Groundwater flows naturally by gravity through permeable sands and other porous materials, and continues moving downhill until it seeps into wetlands, springs, streams, rivers or lakes. We’ve all seen groundwater percolating into a spring, or felt the cool currents on our feet while swimming in one of our clear lakes. But groundwater discharge to surface water bodies is in fact continuous throughout the bottom of the stream, lake, etc., even though we can’t see it. They are connected, and if you care about a certain babbling brook, you in fact care deeply about the groundwater that makes it what it is. Rivers and streams flow at a velocity measured in feet per second, whereas groundwater flows at a rate of feet per day. This sure and steady seepage provides the base flow that makes a perennial stream flow all year round.

Groundwater also flows unnaturally where the “downhill” direction is altered through the installation of wells and pumps. This pumping creates a “drawdown cone” around the well. If a small well is installed, there is a small blip in the groundwater table. By contrast, if a large well is placed with a large capacity pump, the groundwater table can be altered dramatically. Where there are many large wells, serious regional impacts can take place. The High Plains (Ogallala) aquifer that extends from South Dakota to Texas has been over-pumped for decades, resulting in a lowering of the groundwater table in some areas of over 150 feet. This significant drawdown forces other groundwater users to deepen their wells, increasing their costs and energy requirements. This “mining” of water has created a net loss of groundwater in the High Plains of 340 km³. What would be the effect if this volume of water was taken from Lake Michigan? If spread out over the surface area, this would reduce the lake level by 20 feet.

Large wells can also dry up springs and streams.
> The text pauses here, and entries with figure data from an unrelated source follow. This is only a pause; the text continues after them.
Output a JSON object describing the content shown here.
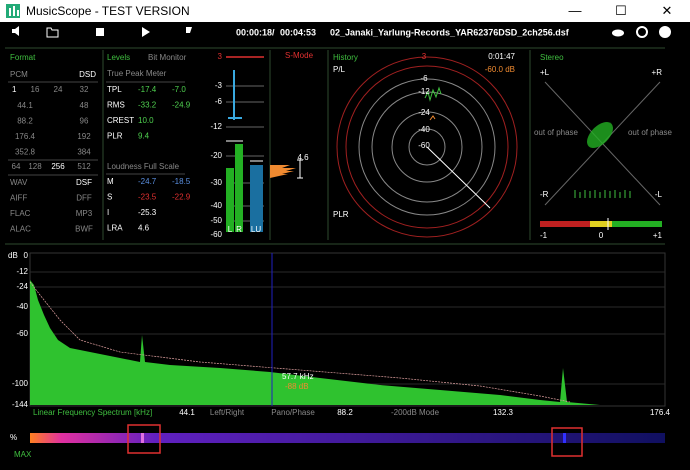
{
  "window": {
    "title": "MusicScope - TEST VERSION"
  },
  "toolbar": {
    "elapsed": "00:00:18",
    "separator": "/",
    "total": "00:04:53",
    "file": "02_Janaki_Yarlung-Records_YAR62376DSD_2ch256.dsf"
  },
  "format": {
    "title": "Format",
    "header": [
      "PCM",
      "DSD"
    ],
    "bits": [
      "1",
      "16",
      "24",
      "32"
    ],
    "rates": [
      [
        "44.1",
        "48"
      ],
      [
        "88.2",
        "96"
      ],
      [
        "176.4",
        "192"
      ],
      [
        "352.8",
        "384"
      ]
    ],
    "dsd": [
      "64",
      "128",
      "256",
      "512"
    ],
    "containers": [
      [
        "WAV",
        "DSF"
      ],
      [
        "AIFF",
        "DFF"
      ],
      [
        "FLAC",
        "MP3"
      ],
      [
        "ALAC",
        "BWF"
      ]
    ]
  },
  "levels": {
    "title": "Levels",
    "bit_monitor": "Bit Monitor",
    "true_peak": "True Peak Meter",
    "rows": [
      [
        "TPL",
        "-17.4",
        "-7.0"
      ],
      [
        "RMS",
        "-33.2",
        "-24.9"
      ],
      [
        "CREST",
        "10.0"
      ],
      [
        "PLR",
        "9.4"
      ]
    ],
    "loudness": "Loudness Full Scale",
    "loud_rows": [
      [
        "M",
        "-24.7",
        "-18.5"
      ],
      [
        "S",
        "-23.5",
        "-22.9"
      ],
      [
        "I",
        "-25.3"
      ],
      [
        "LRA",
        "4.6"
      ]
    ]
  },
  "meter": {
    "scale": [
      "3",
      "-3",
      "-6",
      "-12",
      "-20",
      "-30",
      "-40",
      "-50",
      "-60"
    ],
    "channels": [
      "L",
      "R",
      "LU"
    ],
    "mode": "S-Mode",
    "value": "4.6"
  },
  "history": {
    "title": "History",
    "mode": "P/L",
    "time": "0:01:47",
    "level": "-60.0 dB",
    "rings": [
      "3",
      "-6",
      "-12",
      "-24",
      "-40",
      "-60"
    ],
    "footer": "PLR"
  },
  "stereo": {
    "title": "Stereo",
    "corners": [
      "+L",
      "+R",
      "-R",
      "-L"
    ],
    "out_of_phase": [
      "out of phase",
      "out of phase"
    ],
    "scale": [
      "-1",
      "0",
      "+1"
    ]
  },
  "spectrum": {
    "unit": "dB",
    "db_labels": [
      "0",
      "-12",
      "-24",
      "-40",
      "-60",
      "-100",
      "-144"
    ],
    "title": "Linear Frequency Spectrum [kHz]",
    "x_labels": [
      "44.1",
      "Left/Right",
      "Pano/Phase",
      "88.2",
      "-200dB Mode",
      "132.3",
      "176.4"
    ],
    "cursor": [
      "57.7 kHz",
      "-88 dB"
    ]
  },
  "strip": {
    "unit": "%",
    "max": "MAX"
  }
}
The most vulnerable springs and streams are those near the headwaters, where flowing tributary groundwater is limited. Ironically, due to FDA requirements, this area is where bottled water companies must install their wells if they want to label the bottle “Spring Water.” Pump a gallon out of the ground in these areas and you lose a gallon in the stream.
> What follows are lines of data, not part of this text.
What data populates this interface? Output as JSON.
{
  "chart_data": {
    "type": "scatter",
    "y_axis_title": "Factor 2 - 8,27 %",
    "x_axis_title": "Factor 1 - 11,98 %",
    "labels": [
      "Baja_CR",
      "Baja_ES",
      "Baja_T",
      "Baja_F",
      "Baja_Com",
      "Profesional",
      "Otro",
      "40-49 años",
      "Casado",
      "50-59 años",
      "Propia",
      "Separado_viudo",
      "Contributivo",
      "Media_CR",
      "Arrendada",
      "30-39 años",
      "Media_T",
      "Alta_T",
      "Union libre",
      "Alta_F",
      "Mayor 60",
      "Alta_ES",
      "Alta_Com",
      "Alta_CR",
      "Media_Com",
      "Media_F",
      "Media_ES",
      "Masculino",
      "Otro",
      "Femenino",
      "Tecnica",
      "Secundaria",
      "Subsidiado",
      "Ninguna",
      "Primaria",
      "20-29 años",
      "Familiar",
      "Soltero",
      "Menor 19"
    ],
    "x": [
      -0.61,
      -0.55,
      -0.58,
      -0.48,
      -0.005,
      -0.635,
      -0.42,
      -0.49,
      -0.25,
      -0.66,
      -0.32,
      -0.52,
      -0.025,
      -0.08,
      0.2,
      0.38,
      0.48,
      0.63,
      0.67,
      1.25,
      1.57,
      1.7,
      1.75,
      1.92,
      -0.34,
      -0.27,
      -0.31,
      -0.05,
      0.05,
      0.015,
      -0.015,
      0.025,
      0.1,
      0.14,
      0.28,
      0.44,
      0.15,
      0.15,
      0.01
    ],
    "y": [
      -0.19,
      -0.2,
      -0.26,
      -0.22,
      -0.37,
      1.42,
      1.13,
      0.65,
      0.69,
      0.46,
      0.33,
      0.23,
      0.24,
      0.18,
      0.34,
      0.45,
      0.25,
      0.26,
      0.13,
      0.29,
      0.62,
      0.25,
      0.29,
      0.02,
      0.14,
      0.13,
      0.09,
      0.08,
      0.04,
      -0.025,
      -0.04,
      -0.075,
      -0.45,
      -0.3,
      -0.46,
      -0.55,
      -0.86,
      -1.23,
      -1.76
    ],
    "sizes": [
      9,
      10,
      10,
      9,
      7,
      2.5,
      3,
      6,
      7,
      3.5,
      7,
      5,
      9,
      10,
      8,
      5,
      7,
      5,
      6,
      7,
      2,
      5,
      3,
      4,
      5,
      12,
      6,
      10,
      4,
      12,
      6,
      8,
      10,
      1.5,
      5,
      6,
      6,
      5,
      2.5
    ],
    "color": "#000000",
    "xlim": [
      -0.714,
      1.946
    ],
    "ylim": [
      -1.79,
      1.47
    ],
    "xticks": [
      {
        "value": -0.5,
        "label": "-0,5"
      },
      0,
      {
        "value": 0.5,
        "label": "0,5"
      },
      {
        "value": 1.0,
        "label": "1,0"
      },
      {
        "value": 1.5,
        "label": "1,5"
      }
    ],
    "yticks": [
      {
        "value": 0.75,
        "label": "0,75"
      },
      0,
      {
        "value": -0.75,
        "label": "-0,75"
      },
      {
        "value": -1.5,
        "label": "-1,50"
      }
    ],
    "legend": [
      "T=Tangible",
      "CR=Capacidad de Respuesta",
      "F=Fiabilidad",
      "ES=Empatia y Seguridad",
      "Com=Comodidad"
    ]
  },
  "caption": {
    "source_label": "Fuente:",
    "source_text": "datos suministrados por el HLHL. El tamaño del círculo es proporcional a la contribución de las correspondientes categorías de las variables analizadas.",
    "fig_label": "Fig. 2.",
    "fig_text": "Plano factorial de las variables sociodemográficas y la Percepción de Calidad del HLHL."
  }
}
Groundwater, springs, wetlands, rivers and lakes are all interconnected. To care about one, is to care about all. Are we taking care of our groundwater in Michigan?

To be continued next time.

Note: I have simplified the discussion above to aid in understanding. Hydrogeology is complicated by a combination of confined, unconfined and perched aquifers, separated by discontinuous layers of less permeable soils (silt, clay and glacial till). In addition, we only know for sure what we find in a soil boring at a specific location, and we must then interpolate between the borings. Our knowledge is dependent on the funds available to install multiple borings.